October 14 12:00 pm-1:00 pm
Identifying Genetic Variants in Human Genome Data With In-Memory Technology
12:00 PM - 12:20 PM
LEVEL: Advanced

By integrating a SNP calling algorithm into a column-store in-memory database, our approach benefits from built-in compression and parallelization techniques and accessing data directly from main memory instead of slower disk space. We apply a statistical model that is sensitive to input data quality and compare our approach with GATK’s UnifiedGenotyper. Results show that our approach outperforms it on average by magnitudes of speed whilst requiring less administration efforts.

Data Science Fights Ebola: Pre-Symptomatic Warning of Hemorrhagic Fever Infection
12:20 PM - 12:40 PM
LEVEL: Intermediate

In practice, Ebola and other hemorrhagic fevers are clinically invisible until fever, which occurs several days after infection. This study proposes methods to detect infection before fever.
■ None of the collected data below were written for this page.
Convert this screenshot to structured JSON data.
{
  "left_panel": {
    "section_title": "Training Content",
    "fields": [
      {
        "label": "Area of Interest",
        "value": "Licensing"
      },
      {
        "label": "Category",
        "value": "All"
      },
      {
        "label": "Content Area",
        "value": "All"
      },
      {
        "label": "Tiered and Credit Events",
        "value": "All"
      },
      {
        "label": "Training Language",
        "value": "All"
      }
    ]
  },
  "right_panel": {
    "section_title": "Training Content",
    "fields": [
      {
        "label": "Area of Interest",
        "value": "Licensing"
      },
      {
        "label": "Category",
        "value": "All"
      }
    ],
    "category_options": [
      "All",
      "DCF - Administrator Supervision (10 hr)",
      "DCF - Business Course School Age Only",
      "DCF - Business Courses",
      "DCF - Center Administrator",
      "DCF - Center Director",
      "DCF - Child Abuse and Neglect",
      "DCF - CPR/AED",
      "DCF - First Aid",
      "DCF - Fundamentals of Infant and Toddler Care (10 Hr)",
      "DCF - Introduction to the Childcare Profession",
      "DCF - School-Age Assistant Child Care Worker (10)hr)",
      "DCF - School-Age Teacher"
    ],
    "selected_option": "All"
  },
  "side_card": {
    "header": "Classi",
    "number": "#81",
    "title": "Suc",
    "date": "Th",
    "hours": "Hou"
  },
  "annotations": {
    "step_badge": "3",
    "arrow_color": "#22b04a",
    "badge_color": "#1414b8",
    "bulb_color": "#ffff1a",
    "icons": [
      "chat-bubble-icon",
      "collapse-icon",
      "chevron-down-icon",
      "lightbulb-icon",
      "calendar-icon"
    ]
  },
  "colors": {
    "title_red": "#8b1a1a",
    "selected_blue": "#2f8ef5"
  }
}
Using physiological signals from non-human primates exposed to either Marburg or Ebola viruses, we build random forest classification models to predict infection at any given time. In many cases, we can predict with high precision (>.95) infection 24-48 hours before fever.

Itemset Mining for Risk Characterization in Environmental Health Epidemiology
12:40 PM - 1:00 PM
LEVEL: Intermediate

Asthma affects an increasing fraction of the population, especially children, and a known trigger and possible cause is air pollution. Researchers have tried to quantify the association between pollution levels and incidence, but the problem is intrinsically difficult and hard to solve with traditional statistical methods. In this presentation, we will talk about limitations of traditional methods, and propose an alternative study based on itemset mining modified for risk characterization.